Many people in California can relate to those facing serious financial problems. Some of those navigating troubled money issues happen to be divorced dads ordered to pay child support by a family court. Although stereotypes and rumors abound regarding so-called deadbeat dads who simply have no desire to fulfill their financial obligations to their children, the truth is many fathers (and mothers, for that matter) who remain delinquent in their payments make no more than $10,000 annual net income.
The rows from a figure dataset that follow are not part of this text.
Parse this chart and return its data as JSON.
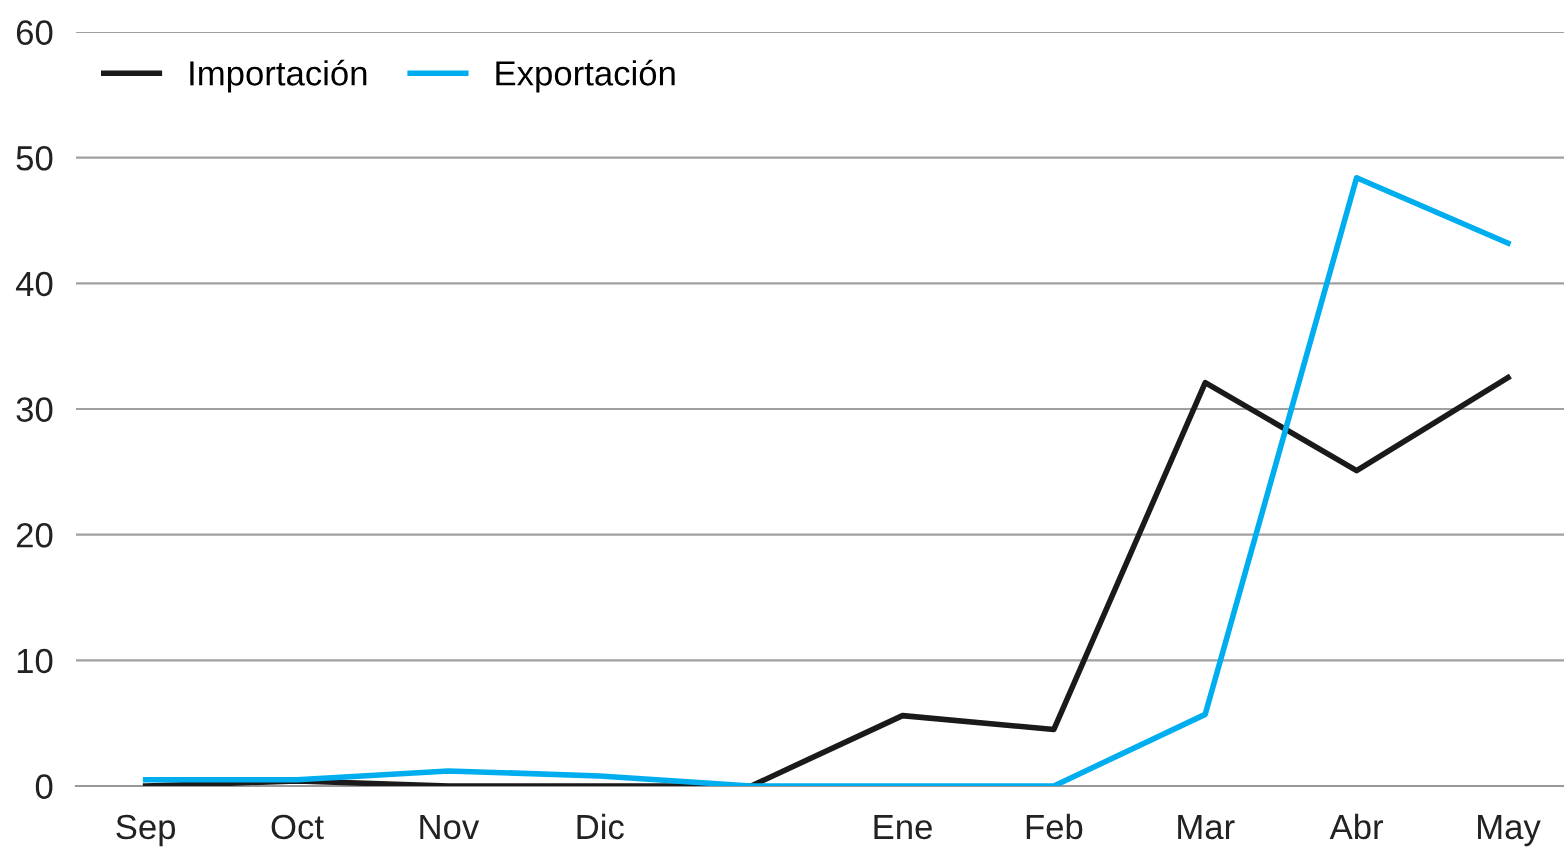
{
  "chart_data": {
    "type": "line",
    "categories": [
      "Sep",
      "Oct",
      "Nov",
      "Dic",
      null,
      "Ene",
      "Feb",
      "Mar",
      "Abr",
      "May"
    ],
    "series": [
      {
        "name": "Importación",
        "color": "#1a1a1a",
        "values": [
          0,
          0.4,
          0,
          0,
          0,
          5.6,
          4.5,
          32.1,
          25.1,
          32.5
        ]
      },
      {
        "name": "Exportación",
        "color": "#00aeef",
        "values": [
          0.5,
          0.5,
          1.2,
          0.8,
          0,
          0,
          0,
          5.7,
          48.4,
          43.2
        ]
      }
    ],
    "ylim": [
      0,
      60
    ],
    "yticks": [
      0,
      10,
      20,
      30,
      40,
      50,
      60
    ],
    "grid": "y",
    "legend": "top left",
    "marker": "none",
    "line_style": "solid"
  }
}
In such situations, troubles multiply when the person owing child support falls behind in payments. Interest is added to child support debt, thus creating a vicious snowball effect for those already facing financial difficulties. In fact, some people wind up behind bars because of their inability to pay -- another Catch-22 situation as being in jail further limits one's ability to earn income. Since child support payments cannot be forgiven, those receiving public assistance must repay the county that portion of welfare payments advanced for child support obligations.
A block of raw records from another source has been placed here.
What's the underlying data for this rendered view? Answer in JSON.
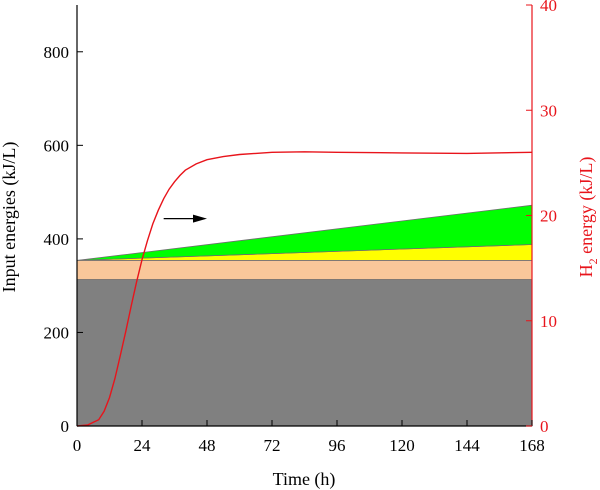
{
  "chart_data": {
    "type": "area",
    "xlabel": "Time (h)",
    "ylabel": "Input energies (kJ/L)",
    "y2label": {
      "prefix": "H",
      "subscript": "2",
      "suffix": " energy (kJ/L)"
    },
    "xlim": [
      0,
      168
    ],
    "ylim": [
      0,
      900
    ],
    "y2lim": [
      0,
      40
    ],
    "x_ticks": [
      0,
      24,
      48,
      72,
      96,
      120,
      144,
      168
    ],
    "y_ticks": [
      0,
      200,
      400,
      600,
      800
    ],
    "y2_ticks": [
      0,
      10,
      20,
      30,
      40
    ],
    "grid": false,
    "legend": "none",
    "stacked_bands": [
      {
        "color": "#808080",
        "x": [
          0,
          168
        ],
        "lower": [
          0,
          0
        ],
        "upper": [
          313,
          313
        ]
      },
      {
        "color": "#f9c79a",
        "x": [
          0,
          168
        ],
        "lower": [
          313,
          313
        ],
        "upper": [
          354,
          354
        ]
      },
      {
        "color": "#ffff00",
        "x": [
          0,
          168
        ],
        "lower": [
          354,
          354
        ],
        "upper": [
          354,
          388
        ]
      },
      {
        "color": "#00ff00",
        "x": [
          0,
          168
        ],
        "lower": [
          354,
          388
        ],
        "upper": [
          354,
          472
        ]
      }
    ],
    "h2_series": {
      "axis": "right",
      "color": "#e8141b",
      "x": [
        0,
        4,
        8,
        10,
        12,
        14,
        16,
        18,
        20,
        22,
        24,
        26,
        28,
        30,
        32,
        34,
        36,
        38,
        40,
        44,
        48,
        54,
        60,
        66,
        72,
        84,
        96,
        120,
        144,
        168
      ],
      "y": [
        0,
        0.1,
        0.6,
        1.4,
        2.7,
        4.5,
        6.7,
        9.0,
        11.4,
        13.7,
        15.8,
        17.6,
        19.2,
        20.5,
        21.6,
        22.5,
        23.2,
        23.8,
        24.3,
        24.9,
        25.3,
        25.6,
        25.8,
        25.9,
        26.0,
        26.05,
        26.0,
        25.95,
        25.9,
        26.0
      ]
    },
    "arrow": {
      "from": [
        32,
        19.7
      ],
      "to": [
        48,
        19.7
      ],
      "axis": "right",
      "color": "#000000"
    },
    "colors": {
      "axis_left": "#000000",
      "axis_right": "#e8141b"
    }
  }
}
Westchester County in New York has created a plan for helping those owing such debt to the county, thus making them better able to meet their child support obligations. Participants agree to take financial management, parenting and career-based classes; in return, a certain percentage of debt owed to the county is forgiven. If they obtain employment and keep their jobs for a certain amount of time, they receive additional debt reduction rewards (after a year, the total amount owed is reduced to $500). While the underlying child support obligation isn't eligible for forgiveness, the idea is that parents may be more able to meet their payments once county debts are satisfied.
Many California parents face money problems from time to time. When such problems affect child support situations, help is available. A family law attorney can advocate on a concerned parent's behalf.